Slipped contradiction

I heard about the Challenger disaster in an elementary school classroom and thought it would be my "remember where you were when it happened" event until a couple years ago. This morning I found out that Columbia broke apart over Texas while reading RSS feeds in NetNewsWire ... looking at ev's blog, to be specific.



This is the first national disaster I've read about primarily through weblogs. It's strange because you feel connected to the other folks who are going through the same thing, in the same way ... experiencing it in a public way rather than each of us alone with our CNN. But you lose the sense of the enduring ache. Something that hurts for longer than the one post dedicated to it. Even on the larger community sites, with their active comment threads, it's sooner rather than later that someone posts the next post. And it not only seems, but feels, that I've moved on too quickly.

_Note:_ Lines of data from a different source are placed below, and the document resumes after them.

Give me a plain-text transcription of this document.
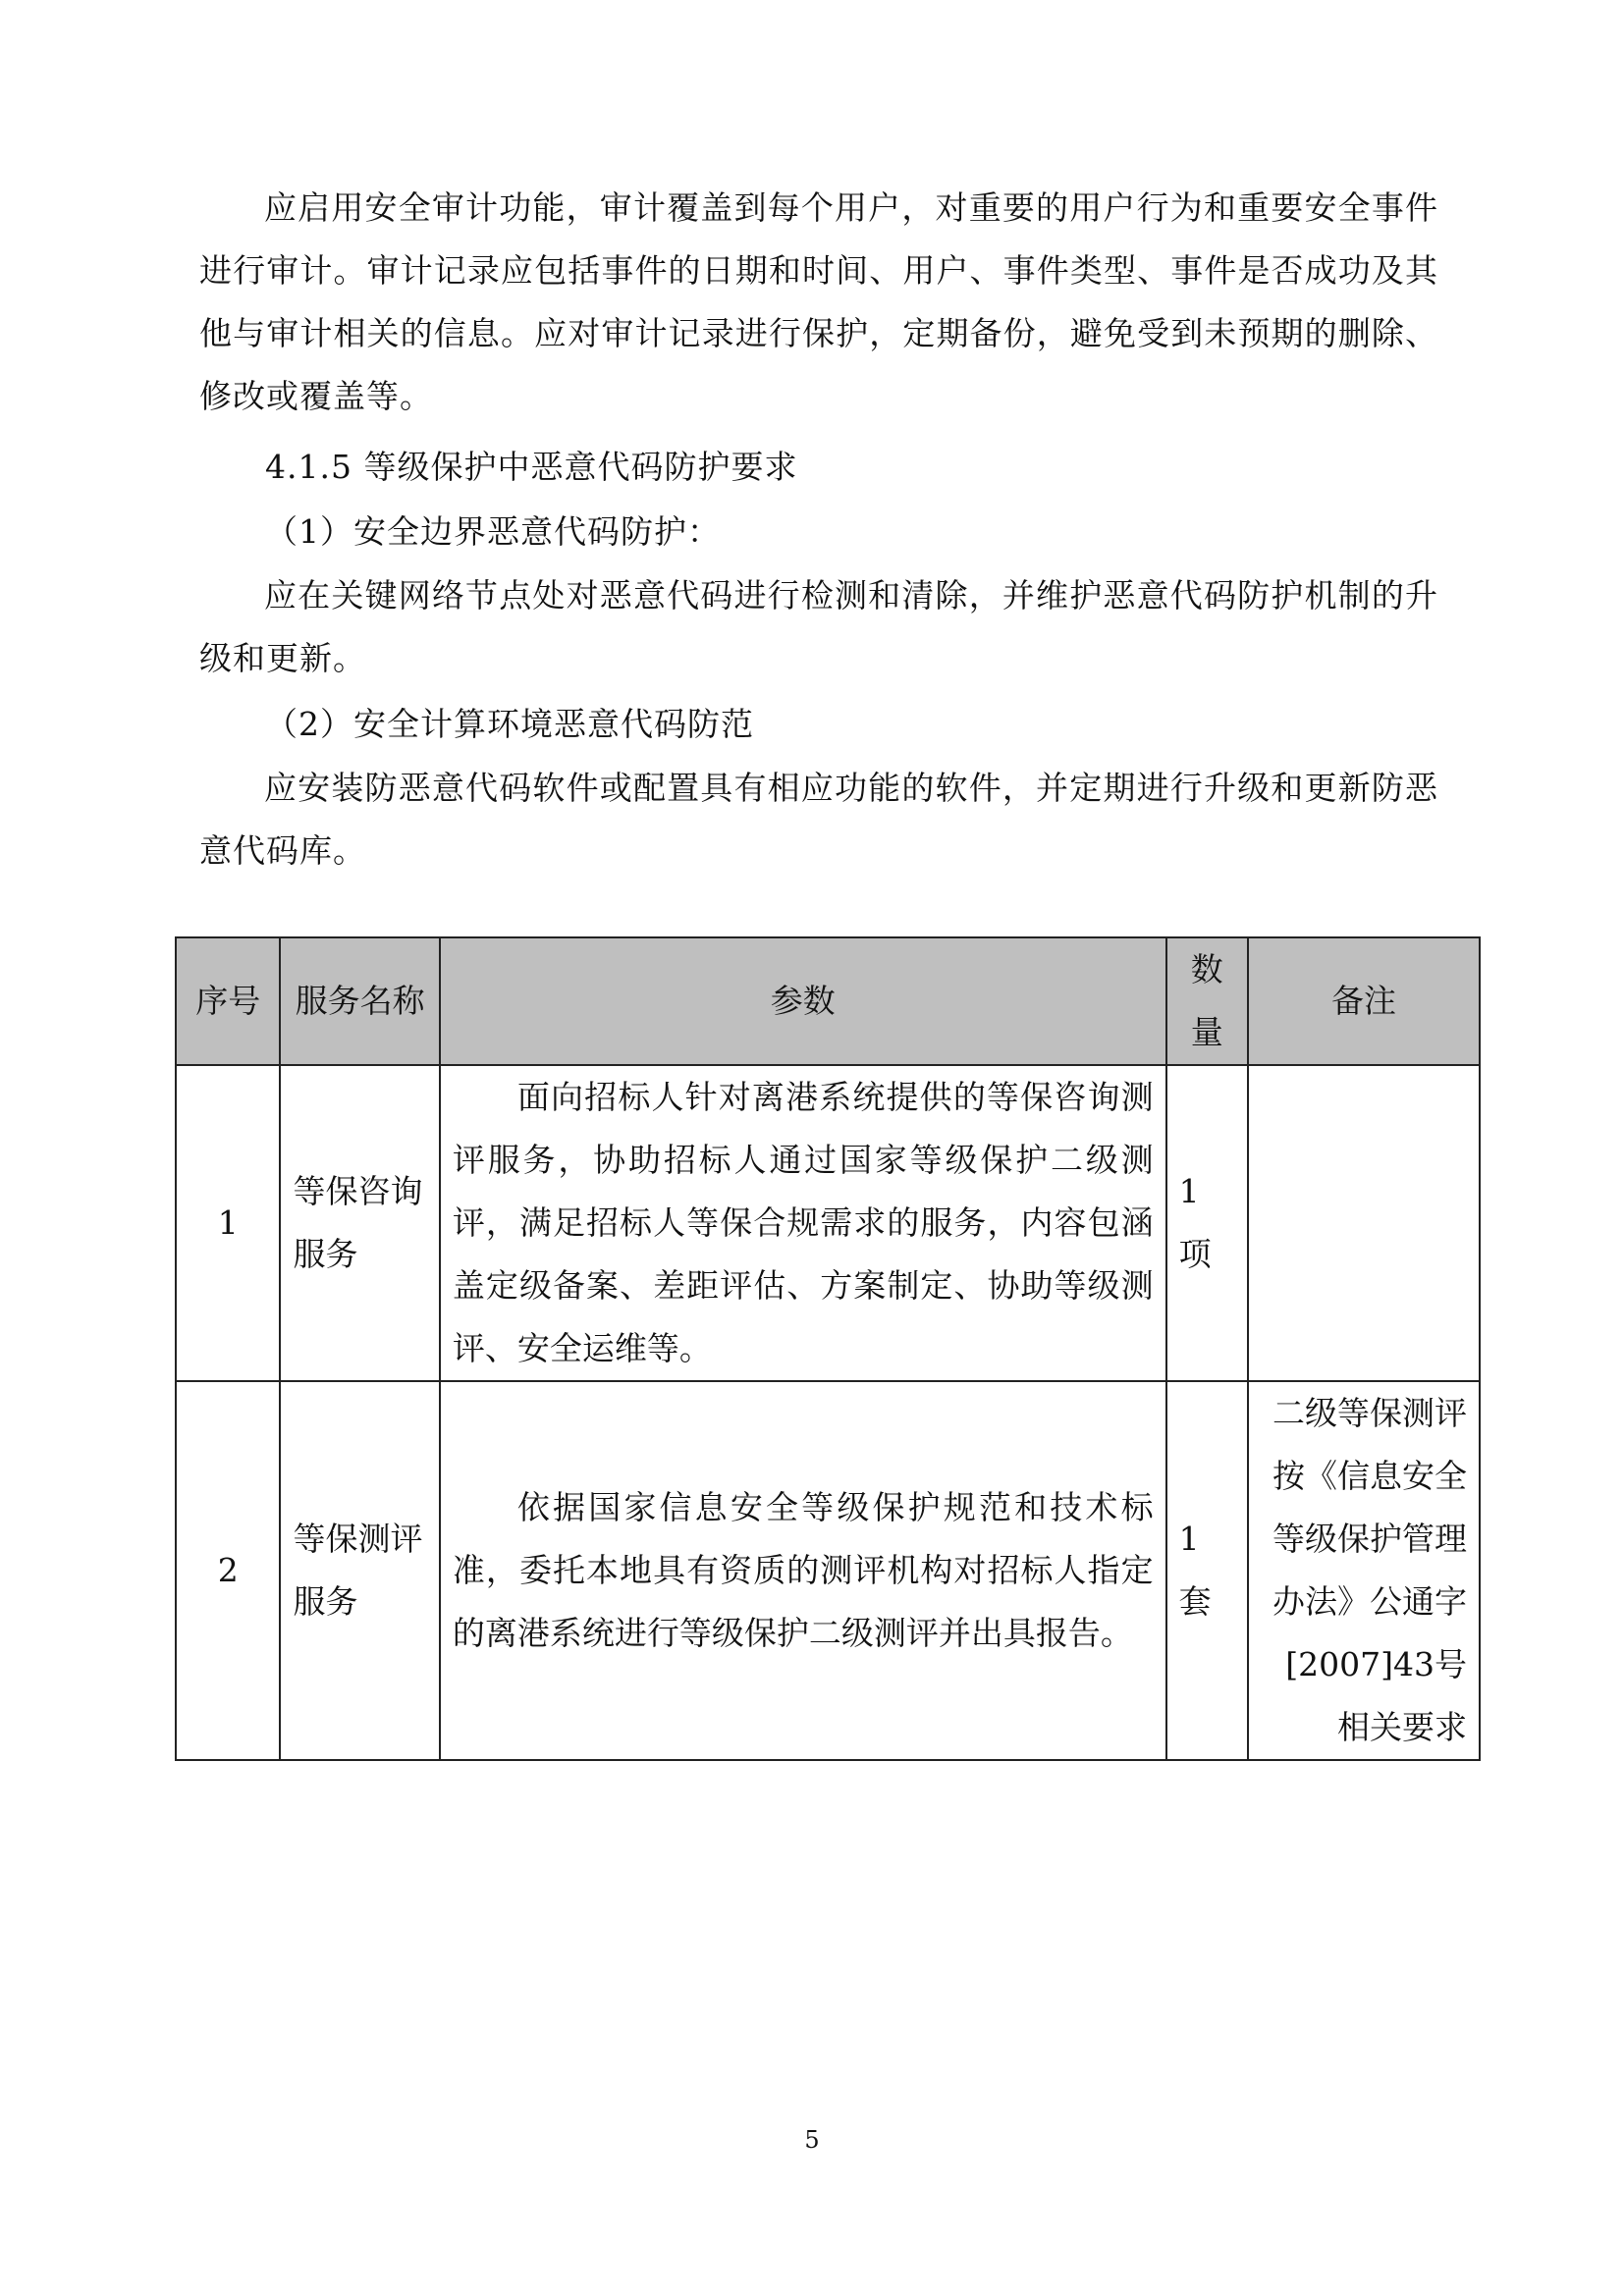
应启用安全审计功能，审计覆盖到每个用户，对重要的用户行为和重要安全事件进行审计。审计记录应包括事件的日期和时间、用户、事件类型、事件是否成功及其他与审计相关的信息。应对审计记录进行保护，定期备份，避免受到未预期的删除、修改或覆盖等。

4.1.5 等级保护中恶意代码防护要求

（1）安全边界恶意代码防护：

应在关键网络节点处对恶意代码进行检测和清除，并维护恶意代码防护机制的升级和更新。

（2）安全计算环境恶意代码防范

应安装防恶意代码软件或配置具有相应功能的软件，并定期进行升级和更新防恶意代码库。

序号	服务名称	参数	数量	备注
1	等保咨询服务	面向招标人针对离港系统提供的等保咨询测评服务，协助招标人通过国家等级保护二级测评，满足招标人等保合规需求的服务，内容包涵盖定级备案、差距评估、方案制定、协助等级测评、安全运维等。	1 项	
2	等保测评服务	依据国家信息安全等级保护规范和技术标准，委托本地具有资质的测评机构对招标人指定的离港系统进行等级保护二级测评并出具报告。	1 套	二级等保测评按《信息安全等级保护管理办法》公通字[2007]43号相关要求
5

I feel the reflexive tug of cable news because that's how the Gulf War trained me to deal with national events. Race home after school and watch the war during dinner. The event endures and we experience it passively; comforted by the illusion of being tied together in an experience mediated by patriotic banner graphics. It's the desire to say "I am a part of this - I am going through this." To somehow reduce an entire war, or shuttle crash, to my experience of it.

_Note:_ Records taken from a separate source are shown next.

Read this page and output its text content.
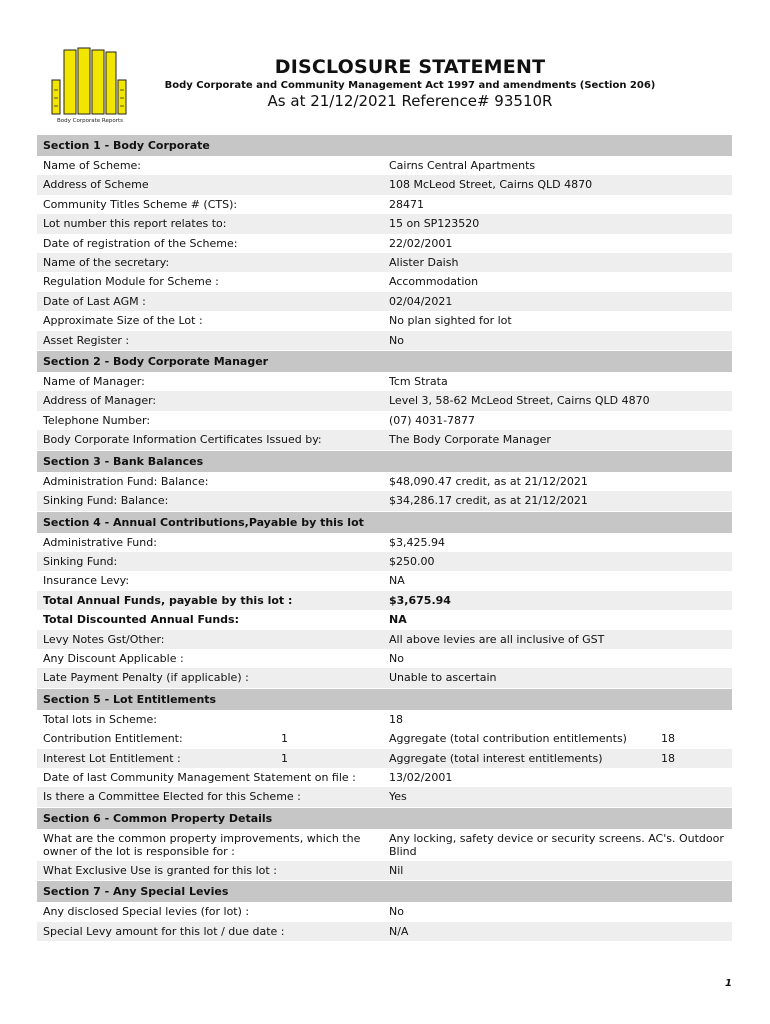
Body Corporate Reports
DISCLOSURE STATEMENT
Body Corporate and Community Management Act 1997 and amendments (Section 206)
As at 21/12/2021 Reference# 93510R
Section 1 - Body Corporate
Name of Scheme:	Cairns Central Apartments
Address of Scheme	108 McLeod Street, Cairns QLD 4870
Community Titles Scheme # (CTS):	28471
Lot number this report relates to:	15 on SP123520
Date of registration of the Scheme:	22/02/2001
Name of the secretary:	Alister Daish
Regulation Module for Scheme :	Accommodation
Date of Last AGM :	02/04/2021
Approximate Size of the Lot :	No plan sighted for lot
Asset Register :	No
Section 2 - Body Corporate Manager
Name of Manager:	Tcm Strata
Address of Manager:	Level 3, 58-62 McLeod Street, Cairns QLD 4870
Telephone Number:	(07) 4031-7877
Body Corporate Information Certificates Issued by:	The Body Corporate Manager
Section 3 - Bank Balances
Administration Fund: Balance:	$48,090.47 credit, as at 21/12/2021
Sinking Fund: Balance:	$34,286.17 credit, as at 21/12/2021
Section 4 - Annual Contributions,Payable by this lot
Administrative Fund:	$3,425.94
Sinking Fund:	$250.00
Insurance Levy:	NA
Total Annual Funds, payable by this lot :	$3,675.94
Total Discounted Annual Funds:	NA
Levy Notes Gst/Other:	All above levies are all inclusive of GST
Any Discount Applicable :	No
Late Payment Penalty (if applicable) :	Unable to ascertain
Section 5 - Lot Entitlements
Total lots in Scheme:	18
Contribution Entitlement:	1	Aggregate (total contribution entitlements)	18
Interest Lot Entitlement :	1	Aggregate (total interest entitlements)	18
Date of last Community Management Statement on file :	13/02/2001
Is there a Committee Elected for this Scheme :	Yes
Section 6 - Common Property Details
What are the common property improvements, which the owner of the lot is responsible for :
Any locking, safety device or security screens. AC's. Outdoor Blind
What Exclusive Use is granted for this lot :	Nil
Section 7 - Any Special Levies
Any disclosed Special levies (for lot) :	No
Special Levy amount for this lot / due date :	N/A
1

Better to make the one post.

Don't fence me in

amgjunk.jpgThis is how All Music Guide usually looks to me when I view it in Chimera. The content of the banner ad at the top of the page leaps out of its box and applies itself as the background. And it's fun because the ad still rotates so the effect is sort of like a cheap porn site.

StealthPoop

Wired News: Sneaky Toolbar Hijacks Browser:

"Xupiter is an Internet Explorer toolbar program. Once active in a system, it periodically changes users' designated homepages to xupiter.com, redirects all searches to Xupiter's site, and blocks any attempts to restore the original browser settings."
I got hit by this one while approving ads for work. Suddenly, you get a really ugly toolbar in IE, complete with scrolling text. It's like an ad for a crappy BBS has been appended to your browser.